Thursday, January 31, 2019

Give yourself some credit

Note to Self:

Give yourself some freaking credit.


I've always been the kind of person that gets straight A's. The B I got in my undergrad still irks me. The one A- I got in my graduate program will probably always bother me. It's just who I am. It's not enough for me to just pass and do the minimum that you're supposed to do.

As a school counselor I work with all kinds of students. Students like me, but also students who have 0.13% in a class. (For those of you wondering, it's taken me over 5 months to see that percentage and not FREAK OUT inside). The thing you have to realize with those students is: that's probably not the only class they're failing. It's probably not the only thing in their life that points out they're a failure.
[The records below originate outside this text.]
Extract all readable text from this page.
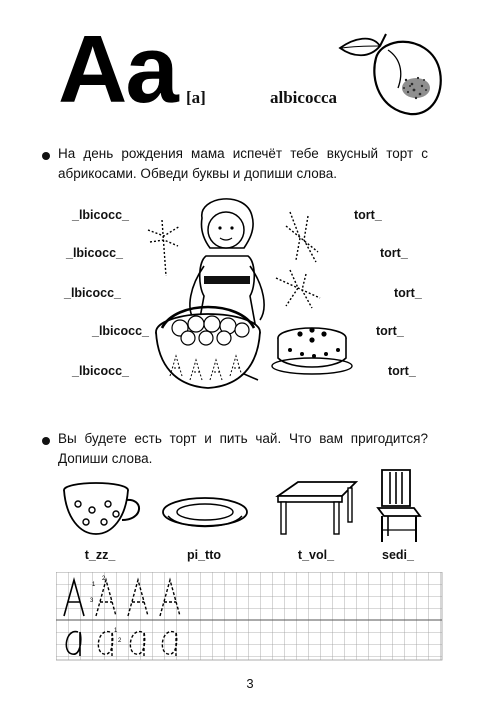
Aa [a]	albicocca
На день рождения мама испечёт тебе вкусный торт с абрикосами. Обведи буквы и допиши слова.
_lbicocc_
_lbicocc_
_lbicocc_
_lbicocc_
_lbicocc_
tort_
tort_
tort_
tort_
tort_
Вы будете есть торт и пить чай. Что вам пригодится? Допиши слова.
t_zz_	pi_tto	t_vol_	sedi_
1
2
3
1
2
3
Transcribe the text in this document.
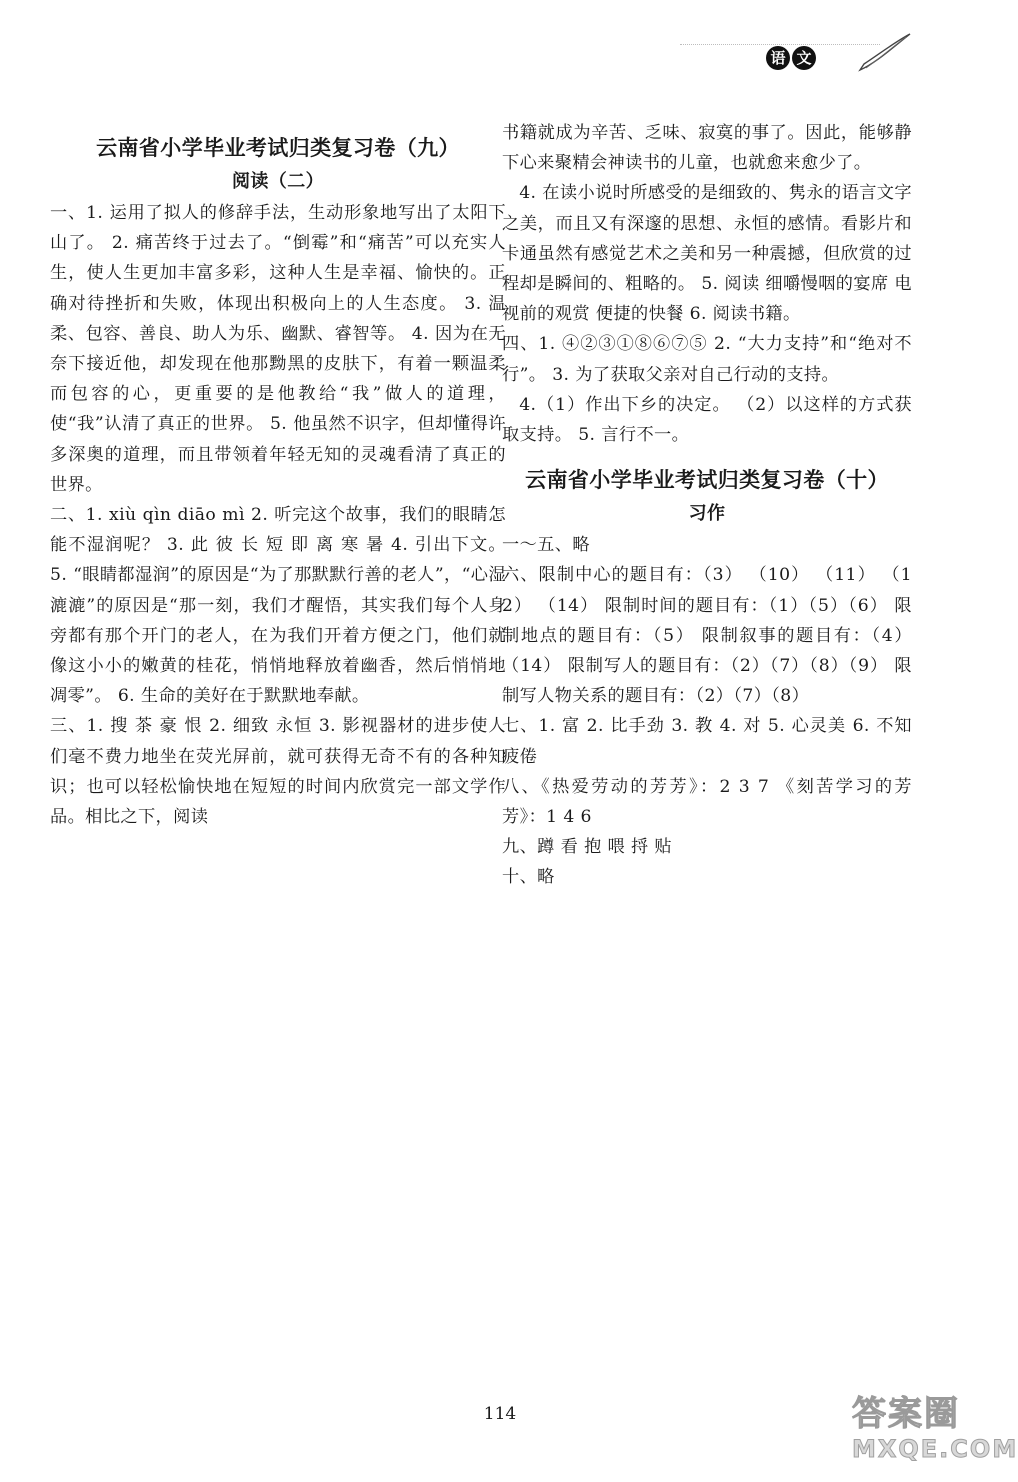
语 文
云南省小学毕业考试归类复习卷（九）
阅读（二）

一、1. 运用了拟人的修辞手法，生动形象地写出了太阳下山了。 2. 痛苦终于过去了。“倒霉”和“痛苦”可以充实人生，使人生更加丰富多彩，这种人生是幸福、愉快的。正确对待挫折和失败，体现出积极向上的人生态度。 3. 温柔、包容、善良、助人为乐、幽默、睿智等。 4. 因为在无奈下接近他，却发现在他那黝黑的皮肤下，有着一颗温柔而包容的心，更重要的是他教给“我”做人的道理，使“我”认清了真正的世界。 5. 他虽然不识字，但却懂得许多深奥的道理，而且带领着年轻无知的灵魂看清了真正的世界。

二、1. xiù qìn diāo mì 2. 听完这个故事，我们的眼睛怎能不湿润呢？ 3. 此 彼 长 短 即 离 寒 暑 4. 引出下文。 5. “眼睛都湿润”的原因是“为了那默默行善的老人”，“心湿漉漉”的原因是“那一刻，我们才醒悟，其实我们每个人身旁都有那个开门的老人，在为我们开着方便之门，他们就像这小小的嫩黄的桂花，悄悄地释放着幽香，然后悄悄地凋零”。 6. 生命的美好在于默默地奉献。

三、1. 搜 茶 豪 恨 2. 细致 永恒 3. 影视器材的进步使人们毫不费力地坐在荧光屏前，就可获得无奇不有的各种知识；也可以轻松愉快地在短短的时间内欣赏完一部文学作品。相比之下，阅读

书籍就成为辛苦、乏味、寂寞的事了。因此，能够静下心来聚精会神读书的儿童，也就愈来愈少了。

4. 在读小说时所感受的是细致的、隽永的语言文字之美，而且又有深邃的思想、永恒的感情。看影片和卡通虽然有感觉艺术之美和另一种震撼，但欣赏的过程却是瞬间的、粗略的。 5. 阅读 细嚼慢咽的宴席 电视前的观赏 便捷的快餐 6. 阅读书籍。

四、1. ④②③①⑧⑥⑦⑤ 2. “大力支持”和“绝对不行”。 3. 为了获取父亲对自己行动的支持。

4.（1）作出下乡的决定。 （2）以这样的方式获取支持。 5. 言行不一。

云南省小学毕业考试归类复习卷（十）
习作

一～五、略

六、限制中心的题目有：（3） （10） （11） （12） （14） 限制时间的题目有：（1）（5）（6） 限制地点的题目有：（5） 限制叙事的题目有：（4） （14） 限制写人的题目有：（2）（7）（8）（9） 限制写人物关系的题目有：（2）（7）（8）

七、1. 富 2. 比手劲 3. 教 4. 对 5. 心灵美 6. 不知疲倦

八、《热爱劳动的芳芳》：2 3 7 《刻苦学习的芳芳》：1 4 6

九、蹲 看 抱 喂 捋 贴

十、略

114	答案圈
MXQE.COM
As a school counselor I get to help point out the ways in which they are succeeding.

That 0.13% means they turned in an assignment or participated in class in some way - and that's more than they did last week! The second day they don't skip their least favorite class, I point out how proud I am of them for doing something that is hard for them. Telling them they're still failing doesn't help and it doesn't make them more likely to turn in the next assignment or come back to class at all. You have to give them credit for what they're already doing, before they'll believe they can do anything more than that.

It doesn't matter that they're supposed to turn in every assignment and go to class everyday - this student starts somewhere different than the straight A student. What matters are the seemingly small successes they have each day.
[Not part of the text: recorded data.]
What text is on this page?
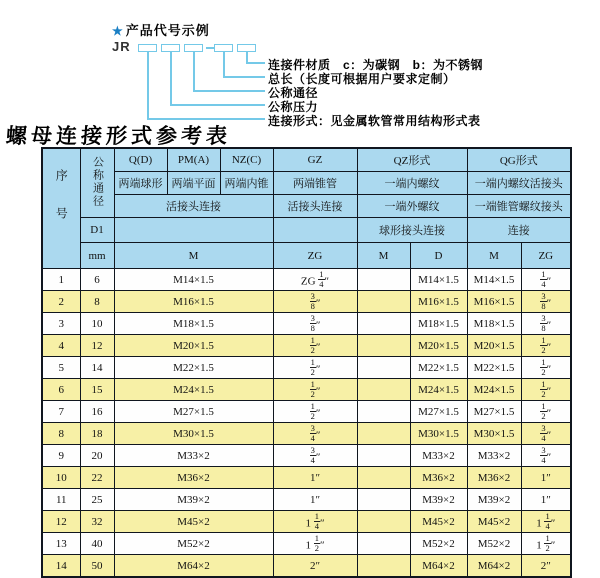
★ 产品代号示例
JR
连接件材质　c：为碳钢　b：为不锈钢
总长（长度可根据用户要求定制）
公称通径
公称压力
连接形式：见金属软管常用结构形式表
螺母连接形式参考表
序号	公称通径	Q(D)	PM(A)	NZ(C)	GZ	QZ形式		QG形式	
		两端球形	两端平面	两端内锥	两端锥管	一端内螺纹		一端内螺纹活接头	
		活接头连接			活接头连接	一端外螺纹		一端锥管螺纹接头	
	D1					球形接头连接		连接	
	mm	M			ZG	M	D	M	ZG
1	6	M14×1.5			ZG $\frac{1}{4}$ ″		M14×1.5	M14×1.5	$\frac{1}{4}$ ″
2	8	M16×1.5			$\frac{3}{8}$ ″		M16×1.5	M16×1.5	$\frac{3}{8}$ ″
3	10	M18×1.5			$\frac{3}{8}$ ″		M18×1.5	M18×1.5	$\frac{3}{8}$ ″
4	12	M20×1.5			$\frac{1}{2}$ ″		M20×1.5	M20×1.5	$\frac{1}{2}$ ″
5	14	M22×1.5			$\frac{1}{2}$ ″		M22×1.5	M22×1.5	$\frac{1}{2}$ ″
6	15	M24×1.5			$\frac{1}{2}$ ″		M24×1.5	M24×1.5	$\frac{1}{2}$ ″
7	16	M27×1.5			$\frac{1}{2}$ ″		M27×1.5	M27×1.5	$\frac{1}{2}$ ″
8	18	M30×1.5			$\frac{3}{4}$ ″		M30×1.5	M30×1.5	$\frac{3}{4}$ ″
9	20	M33×2			$\frac{3}{4}$ ″		M33×2	M33×2	$\frac{3}{4}$ ″
10	22	M36×2			1″		M36×2	M36×2	1″
11	25	M39×2			1″		M39×2	M39×2	1″
12	32	M45×2			$1 \frac{1}{4}$ ″		M45×2	M45×2	$1 \frac{1}{4}$ ″
13	40	M52×2			$1 \frac{1}{2}$ ″		M52×2	M52×2	$1 \frac{1}{2}$ ″
14	50	M64×2			2″		M64×2	M64×2	2″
Photo credit: Si Ni Li Photography

The last three months since my dad died, I've felt as though my mental health has made me a failure in many aspects of my life. My anxiety has been worse and depression has decided to make its way into the picture as well. I pretend to be fine and I go through the motions everyday, but I kind of just feel like a shadow.
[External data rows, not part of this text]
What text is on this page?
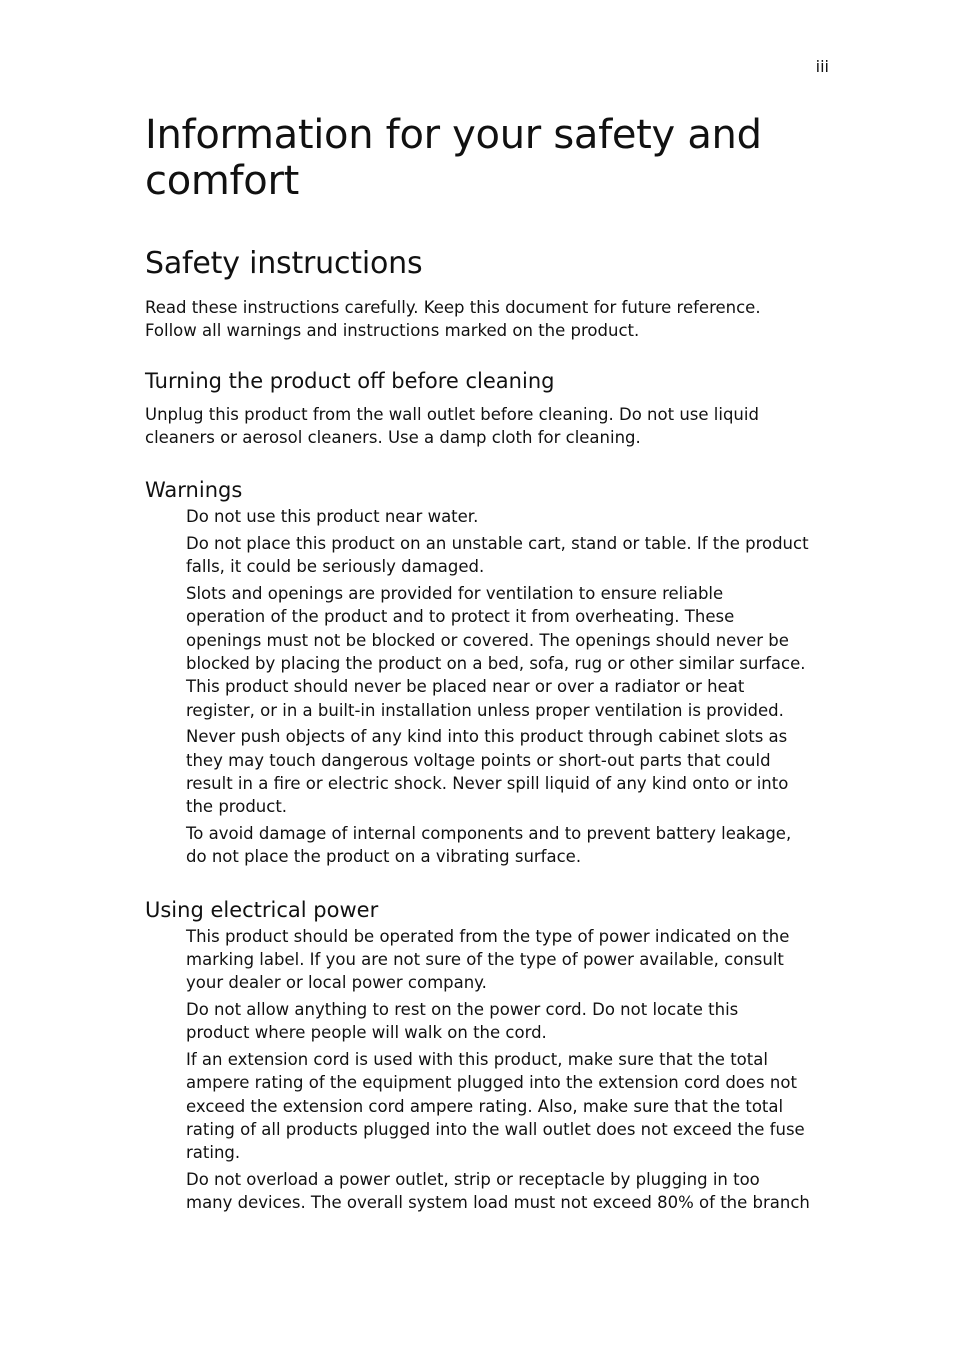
iii
Information for your safety and comfort
Safety instructions

Read these instructions carefully. Keep this document for future reference.
Follow all warnings and instructions marked on the product.

Turning the product off before cleaning

Unplug this product from the wall outlet before cleaning. Do not use liquid
cleaners or aerosol cleaners. Use a damp cloth for cleaning.

Warnings

Do not use this product near water.

Do not place this product on an unstable cart, stand or table. If the product
falls, it could be seriously damaged.

Slots and openings are provided for ventilation to ensure reliable
operation of the product and to protect it from overheating. These
openings must not be blocked or covered. The openings should never be
blocked by placing the product on a bed, sofa, rug or other similar surface.
This product should never be placed near or over a radiator or heat
register, or in a built-in installation unless proper ventilation is provided.

Never push objects of any kind into this product through cabinet slots as
they may touch dangerous voltage points or short-out parts that could
result in a fire or electric shock. Never spill liquid of any kind onto or into
the product.

To avoid damage of internal components and to prevent battery leakage,
do not place the product on a vibrating surface.

Using electrical power

This product should be operated from the type of power indicated on the
marking label. If you are not sure of the type of power available, consult
your dealer or local power company.

Do not allow anything to rest on the power cord. Do not locate this
product where people will walk on the cord.

If an extension cord is used with this product, make sure that the total
ampere rating of the equipment plugged into the extension cord does not
exceed the extension cord ampere rating. Also, make sure that the total
rating of all products plugged into the wall outlet does not exceed the fuse
rating.

Do not overload a power outlet, strip or receptacle by plugging in too
many devices. The overall system load must not exceed 80% of the branch
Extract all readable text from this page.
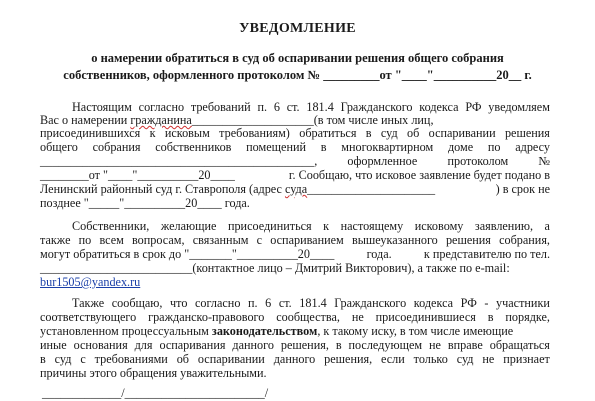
УВЕДОМЛЕНИЕ
о намерении обратиться в суд об оспаривании решения общего собрания
собственников, оформленного протоколом № _________от "____"__________20__ г.
Настоящим согласно требований п. 6 ст. 181.4 Гражданского кодекса РФ уведомляем
Вас о намерении гражданина____________________(в том числе иных лиц,
присоединившихся к исковым требованиям) обратиться в суд об оспаривании решения
общего собрания собственников помещений в многоквартирном доме по адресу
_____________________________________________, оформленное протоколом №
________от "____"__________20____	г. Сообщаю, что исковое заявление будет подано в
Ленинский районный суд г. Ставрополя (адрес суда_____________________	) в срок не
позднее "_____"__________20____ года.
Собственники, желающие присоединиться к настоящему исковому заявлению, а
также по всем вопросам, связанным с оспариванием вышеуказанного решения собрания,
могут обратиться в срок до "_______"__________20____	года.	к представителю по тел.
_________________________(контактное лицо – Дмитрий Викторович), а также по e-mail:
bur1505@yandex.ru
Также сообщаю, что согласно п. 6 ст. 181.4 Гражданского кодекса РФ - участники
соответствующего гражданско-правового сообщества, не присоединившиеся в порядке,
установленном процессуальным законодательством, к такому иску, в том числе имеющие
иные основания для оспаривания данного решения, в последующем не вправе обращаться
в суд с требованиями об оспаривании данного решения, если только суд не признает
причины этого обращения уважительными.
_____________/_______________________/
Work has been especially hard. How can I possibly help this student sitting in my office when I can't even help myself? Those words I just said to them have not helped me in the last three months, so why should I believe it's helping them?

So what if I got out of bed and did my hair this morning? So what if I got to work on time? So what if I've been organizing and cleaning the house? That's what adults are supposed to do. I do those things because it's what I'm supposed to do.

Well, today I went to counseling for the first time in too long. Everyone jokes that psych majors/counselors are the ones who need counseling anyway, so no shame in admitting that's true. I think everyone could benefit from counseling at some point or another. Anyway, that's off topic. The point is, the new counselor I'm seeing gave me a wake-up call.

I talked to him about my day-to-day activities; how I go to work, sometimes make it to the gym, get the groceries, and have been trying harder to clean and organize the house - but those things are just what adults are supposed to do and I feel like I'm failing in so many ways. He told me it was a cop-out to say that adults are just supposed to do those things. I changed up the wording and said, "I mean, I have to go to work or I'd lose my job. If I lose my job we might lose our house or financial stability..."

He cut me off and said "Right. But some people do just that. They don't keep doing those things you say adults are just supposed to do." He then raised his voice and said:

GIVE YOURSELF SOME FREAKING CREDIT! 

It shocked me; first of all that he raised his voice, and second of all that I had been missing this concept that I use with kids everyday.

He pointed out that today I got out of bed, did my hair, went to work, and made it into counseling even though it was hard for me to do. He pointed out that everyday for the last three months I've worked harder than I've ever had to before, just to do what I'm supposed to... and for that I deserve some credit.

I felt so stupid. I'm a counselor - I know this! But until that moment I didn't realize I was that student with 0.13% and I was also the person telling them that they're still failing so that small thing they did doesn't matter.

I know it will take time to really believe this and put it into practice in my life. It's not that easy for me to give myself credit for the "small" things I've been working so hard to do. It's not enough for me. But at least today the counselor managed to drive home a concept that my amazing husband has been trying to get me to believe all this time:

"You're doing great."

It doesn't matter what you're supposed to do. It matters what you do even though it may be the hardest thing in the world.

I don't know who else needed to hear this. I don't know who is going through the hardest time in their life, and faking it like I have been trying to do. It's OK - people don't need to know your struggle.

To the rest of the world it might just look like you're doing what you're supposed to... but give yourself credit for the hard things you've done today - every "little" success you've had - because right now that's what matters.